Il y a eu en fait une incompréhension totale des principes du vote physique. Au contraire de ce qui est proposé pour le vote électronique, la confiance dans le vote physique ne repose pas sur la confiance dans des personnes ou dans des organismes, mais sur la méfiance de tous envers tous.
Un vote présente toujours un enjeu qui peut inciter certains des acteurs à frauder. Nulle morale ne peut garantir durablement que tous s’y soumettront. La suspicion est légitime. Elle est d’ailleurs, lorsqu’existe une tradition démocratique, parfaitement acceptée.
La procédure mise en place dans le vote physique permet à tout le monde de surveiller tout le monde. Il n’y a qu’une exception notable à cette surveillance permanente lorsque l’électeur est dans l’isoloir, moment où il serait possible de préparer plusieurs enveloppes : d’où l’utilité de l’urne transparente, qui permet de vérifier qu’une seule enveloppe y est introduite par électeur, en plus du décompte final des enveloppes. Un maximum de précautions sont prises cependant pour que le passage dans l’isoloir ne laisse que peu d’opportunités de tricher : il est impossible de s’introduire ou de sortir de l’isoloir sans être vu. L’isoloir ne dissimule d’ailleurs pas les jambes, afin de montrer en permanence qu’il n’y a qu’une seule personne présente à la fois. Et l’isoloir peut être inspecté, en permanence, entre deux électeurs.

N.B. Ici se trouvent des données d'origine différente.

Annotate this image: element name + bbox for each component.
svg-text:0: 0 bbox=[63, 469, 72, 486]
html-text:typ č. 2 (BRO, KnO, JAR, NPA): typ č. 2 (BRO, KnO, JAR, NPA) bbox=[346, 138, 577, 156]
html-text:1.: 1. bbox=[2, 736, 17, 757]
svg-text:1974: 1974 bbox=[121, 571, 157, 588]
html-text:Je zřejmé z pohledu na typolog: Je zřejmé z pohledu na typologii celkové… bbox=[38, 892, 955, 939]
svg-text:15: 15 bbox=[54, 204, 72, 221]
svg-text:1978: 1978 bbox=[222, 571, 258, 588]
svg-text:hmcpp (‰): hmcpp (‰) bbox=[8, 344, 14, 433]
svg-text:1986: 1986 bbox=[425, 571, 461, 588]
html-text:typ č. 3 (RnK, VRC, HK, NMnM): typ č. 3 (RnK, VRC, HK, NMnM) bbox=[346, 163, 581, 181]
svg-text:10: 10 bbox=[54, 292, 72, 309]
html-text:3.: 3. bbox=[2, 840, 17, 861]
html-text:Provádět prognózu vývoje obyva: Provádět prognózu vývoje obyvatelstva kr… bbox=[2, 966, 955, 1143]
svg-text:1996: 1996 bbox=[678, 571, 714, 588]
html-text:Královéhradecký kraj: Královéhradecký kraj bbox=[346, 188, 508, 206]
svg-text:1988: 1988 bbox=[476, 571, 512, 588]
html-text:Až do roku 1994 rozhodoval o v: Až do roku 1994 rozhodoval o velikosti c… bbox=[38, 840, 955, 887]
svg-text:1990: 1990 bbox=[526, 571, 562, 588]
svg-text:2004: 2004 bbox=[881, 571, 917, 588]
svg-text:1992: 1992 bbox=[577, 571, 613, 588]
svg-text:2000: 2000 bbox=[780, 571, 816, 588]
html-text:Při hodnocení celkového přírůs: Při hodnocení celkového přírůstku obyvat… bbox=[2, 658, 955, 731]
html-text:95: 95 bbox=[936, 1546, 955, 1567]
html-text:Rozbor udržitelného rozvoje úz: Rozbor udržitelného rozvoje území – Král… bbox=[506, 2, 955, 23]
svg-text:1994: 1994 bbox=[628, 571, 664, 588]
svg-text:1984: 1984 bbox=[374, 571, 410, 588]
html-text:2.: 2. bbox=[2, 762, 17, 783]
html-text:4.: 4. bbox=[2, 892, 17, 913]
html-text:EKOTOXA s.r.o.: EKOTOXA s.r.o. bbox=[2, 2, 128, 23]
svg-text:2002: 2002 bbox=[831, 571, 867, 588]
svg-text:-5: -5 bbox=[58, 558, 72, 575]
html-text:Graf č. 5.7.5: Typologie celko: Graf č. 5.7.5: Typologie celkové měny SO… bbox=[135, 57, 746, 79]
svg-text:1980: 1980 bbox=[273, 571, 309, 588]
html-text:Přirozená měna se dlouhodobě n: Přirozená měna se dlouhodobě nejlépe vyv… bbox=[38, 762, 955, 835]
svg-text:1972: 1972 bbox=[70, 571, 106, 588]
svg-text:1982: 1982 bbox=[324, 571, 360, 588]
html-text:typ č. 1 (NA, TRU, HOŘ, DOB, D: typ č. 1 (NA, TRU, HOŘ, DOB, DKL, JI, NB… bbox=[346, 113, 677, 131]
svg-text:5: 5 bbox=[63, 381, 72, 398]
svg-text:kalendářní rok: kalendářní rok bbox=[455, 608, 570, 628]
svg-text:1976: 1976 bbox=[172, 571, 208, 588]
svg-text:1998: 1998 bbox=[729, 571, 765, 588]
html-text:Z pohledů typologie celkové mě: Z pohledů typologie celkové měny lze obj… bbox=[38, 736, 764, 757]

Le scrutin se déroule sous l’œil de délégués des candidats ou des listes de candidats. L’idée qu’il puisse exister un organisme « indépendant » et désintéressé, chargé de surveiller les opérations de vote, n’a pas été retenue dans l’organisation du vote physique. Il a été jugé préférable, au contraire, de placer le vote sous la surveillance de toutes les parties intéressées, afin que chacune soit convaincue de la sincérité du résultat. Loin de postuler l’honnêteté de tous, ou au moins des organisateurs, la procédure de vote physique postule que nul n’est « indépendant », « désintéressé », et utilise précisément l’intérêt au résultat pour mettre en œuvre efficacement la surveillance et le contrôle. La confiance dans le résultat repose implicitement sur la démonstration par l’absurde suivante : comment le candidat A aurait-il pu frauder, même avec des complices au sein du bureau de vote, puisque tout s’est déroulé sous la surveillance du candidat B ou de ses représentants et qu’ils avaient tout moyen d’observer ce qui se passait, de la mise en place du bureau de vote jusqu’à la fin du dépouillement ?
C’est sur cette méfiance généralisée et sur la simplicité des moyens de contrôle, que repose la croyance dans la sincérité du vote ; et non sur une « confiance » dans des experts qui auraient certifié comme « sûr » un système abstrait, ou un système secret dont bien peu comprendraient le fonctionnement.
Le même principe doit être reconduit pour le vote électronique si l’on veut qu’il soit adopté sans réticences : il ne doit pas reposer sur la confiance dans une « machine de vote », mais sur une procédure de contrôle permanent de tous par tous. Ceci implique une conception radicalement différente de tout ce qui a été envisagé jusqu’à présent.
Le problème n’est pas insurmontable a priori, mais ce n’est pas l’objet de cet article que d’exposer les solutions possibles –ou du moins les pistes de recherche. L’informatique présente des défauts intrinsèques qui facilitent la fraude, mais aussi des qualités qui facilitent le contrôle. Tout le problème consiste à mettre au point une procédure qui permette à chacun, avec un minimum de compétences en bureautique, de contrôler que les possibilités de fraude n’ont pas été exploitées.
La démonstration de faisabilité reste à faire. A défaut, il faudra admettre que la procédure physique demeure la seule qui protège le vote de toute contestation.